- First appearance: The Man With a Load of Mischief
- Created by: Martha Grimes
- Portrayed by: Götz Schubert

In-universe information
- Gender: Male
- Occupation: Amateur detective
- Nationality: British

= Melrose Plant =

Melrose Plant is a fictional character in Martha Grimes' series of Richard Jury mystery novels. Superintendent Richard Jury is a Scotland Yard detective who frequently calls on Plant to assist him, unofficially, in his cases.

==Character biography==
Melrose Plant celebrated his fortieth birthday at the commencement of the first book of the series (1981's The Man with a Load of Mischief). He is single, well-educated and wealthy and lives in the little village of Long Piddleton in Northamptonshire. He resides in the local manor house, Ardry End, as he is the only son of the (deceased) seventh Earl of Caverness. He is, by birth, the eighth Earl of Caverness (as well as several other titles), making him Lord Ardry, but he has "given up" his titles (although he occasionally takes them up again when needed in his detective work).
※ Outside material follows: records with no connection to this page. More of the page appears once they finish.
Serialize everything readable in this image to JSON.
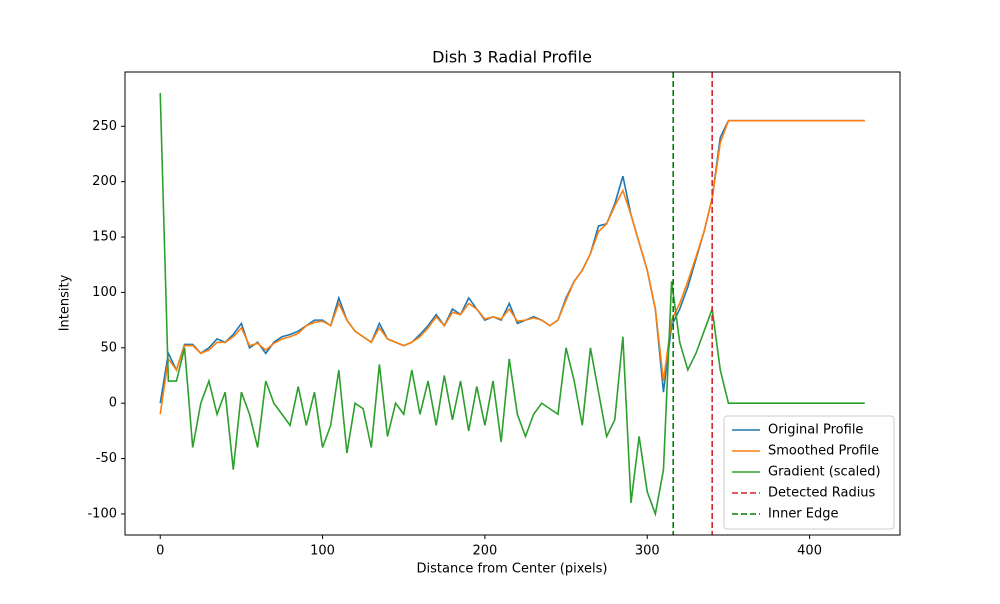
{
  "chart_data": {
    "type": "line",
    "title": "Dish 3 Radial Profile",
    "xlabel": "Distance from Center (pixels)",
    "ylabel": "Intensity",
    "x": [
      0,
      5,
      10,
      15,
      20,
      25,
      30,
      35,
      40,
      45,
      50,
      55,
      60,
      65,
      70,
      75,
      80,
      85,
      90,
      95,
      100,
      105,
      110,
      115,
      120,
      125,
      130,
      135,
      140,
      145,
      150,
      155,
      160,
      165,
      170,
      175,
      180,
      185,
      190,
      195,
      200,
      205,
      210,
      215,
      220,
      225,
      230,
      235,
      240,
      245,
      250,
      255,
      260,
      265,
      270,
      275,
      280,
      285,
      290,
      295,
      300,
      305,
      310,
      315,
      320,
      325,
      330,
      335,
      340,
      345,
      350,
      355,
      360,
      365,
      370,
      375,
      380,
      385,
      390,
      395,
      400,
      405,
      410,
      415,
      420,
      425,
      430,
      434
    ],
    "series": [
      {
        "name": "Original Profile",
        "color": "#1f77b4",
        "values": [
          0,
          45,
          30,
          53,
          53,
          45,
          50,
          58,
          55,
          62,
          72,
          50,
          55,
          45,
          55,
          60,
          62,
          65,
          70,
          75,
          75,
          70,
          95,
          75,
          65,
          60,
          55,
          72,
          58,
          55,
          52,
          55,
          62,
          70,
          80,
          70,
          85,
          80,
          95,
          85,
          75,
          78,
          75,
          90,
          72,
          75,
          78,
          75,
          70,
          75,
          95,
          110,
          120,
          135,
          160,
          162,
          180,
          205,
          170,
          145,
          120,
          85,
          10,
          70,
          85,
          105,
          130,
          155,
          185,
          240,
          255,
          255,
          255,
          255,
          255,
          255,
          255,
          255,
          255,
          255,
          255,
          255,
          255,
          255,
          255,
          255,
          255,
          255
        ]
      },
      {
        "name": "Smoothed Profile",
        "color": "#ff7f0e",
        "values": [
          -10,
          40,
          30,
          52,
          52,
          45,
          48,
          55,
          55,
          60,
          68,
          52,
          54,
          48,
          54,
          58,
          60,
          63,
          70,
          73,
          74,
          70,
          90,
          75,
          65,
          60,
          55,
          68,
          58,
          55,
          52,
          55,
          60,
          68,
          78,
          70,
          82,
          80,
          90,
          85,
          76,
          78,
          76,
          85,
          74,
          75,
          77,
          75,
          70,
          75,
          93,
          110,
          120,
          135,
          155,
          162,
          178,
          192,
          170,
          145,
          120,
          85,
          20,
          75,
          90,
          110,
          132,
          155,
          185,
          235,
          255,
          255,
          255,
          255,
          255,
          255,
          255,
          255,
          255,
          255,
          255,
          255,
          255,
          255,
          255,
          255,
          255,
          255
        ]
      },
      {
        "name": "Gradient (scaled)",
        "color": "#2ca02c",
        "values": [
          280,
          20,
          20,
          50,
          -40,
          0,
          20,
          -10,
          10,
          -60,
          10,
          -10,
          -40,
          20,
          0,
          -10,
          -20,
          15,
          -20,
          10,
          -40,
          -20,
          30,
          -45,
          0,
          -5,
          -40,
          35,
          -30,
          0,
          -10,
          30,
          -10,
          20,
          -20,
          25,
          -15,
          20,
          -25,
          15,
          -20,
          20,
          -35,
          40,
          -10,
          -30,
          -10,
          0,
          -5,
          -10,
          50,
          20,
          -20,
          50,
          10,
          -30,
          -15,
          60,
          -90,
          -30,
          -80,
          -100,
          -60,
          110,
          55,
          30,
          45,
          65,
          85,
          30,
          0,
          0,
          0,
          0,
          0,
          0,
          0,
          0,
          0,
          0,
          0,
          0,
          0,
          0,
          0,
          0,
          0,
          0
        ]
      }
    ],
    "vlines": [
      {
        "name": "Detected Radius",
        "color": "#d62728",
        "x": 340
      },
      {
        "name": "Inner Edge",
        "color": "#008000",
        "x": 316
      }
    ],
    "xlim": [
      -21.7,
      455.7
    ],
    "ylim": [
      -119,
      299
    ],
    "xticks": [
      0,
      100,
      200,
      300,
      400
    ],
    "yticks": [
      -100,
      -50,
      0,
      50,
      100,
      150,
      200,
      250
    ],
    "legend": "lower right"
  }
}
While in Long Piddleton, Plant associates with a variety of local characters, many of whom are also wealthy and single, at the local pub, the Jack and Hammer. At home he is plagued by his aunt Agatha, widow of his uncle Robert, who styles herself Lady Ardry. Agatha has her own cottage in Long Piddleton but is constantly visiting at Ardry End. In contrast to Plant himself, Agatha is snobbish and grasping, obsessed with the aristocracy and not above pilfering small (but expensive) items from Ardry End which she thinks will not be missed. And to top it off, she is American.

Very little is missed by Melrose Plant, however. He is clever and capable and is usually called upon by Jury to insinuate himself into the group of suspects to get an insider's view of the circumstances surrounding the murder currently under investigation. This sometimes requires him to appear as an aristocratic dilettante, naturally enough, but on other occasions he has impersonated a tradesman or a servant.

In the novels Plant, in spite of his wealth and education, is frequently at a disadvantage relative to Jury, especially in his relationships with the elegant women and precocious children who inhabit the books. He and Jury are, nonetheless, fast friends and each provides the other with vital insight in solving the crimes. As the clues to the murders slowly unfold, each of them usually arrives at the solution independently and the climactic scene usually involves them arriving on the heels of one another, either just in time or just too late.

Plant is a Lou Reed devotee, and his preferred ale is Old Peculier.

==Adaptations==
The Man With a Load of Mischief, Help the Poor Struggler and The Deer Leap were filmed for German and Austrian television under the titles Der Tote im Pub (The Dead Man in the Pub) (2013), Mord im Nebel (Murder in the Fog) (2015) and Inspektor Jury spielt Katz und Maus (Inspector Jury Plays Cat-and-mouse) (2017). Fritz Karl as Jury, Götz Schubert as Plant and Katharina Thalbach as "Lady" Agatha Ardry.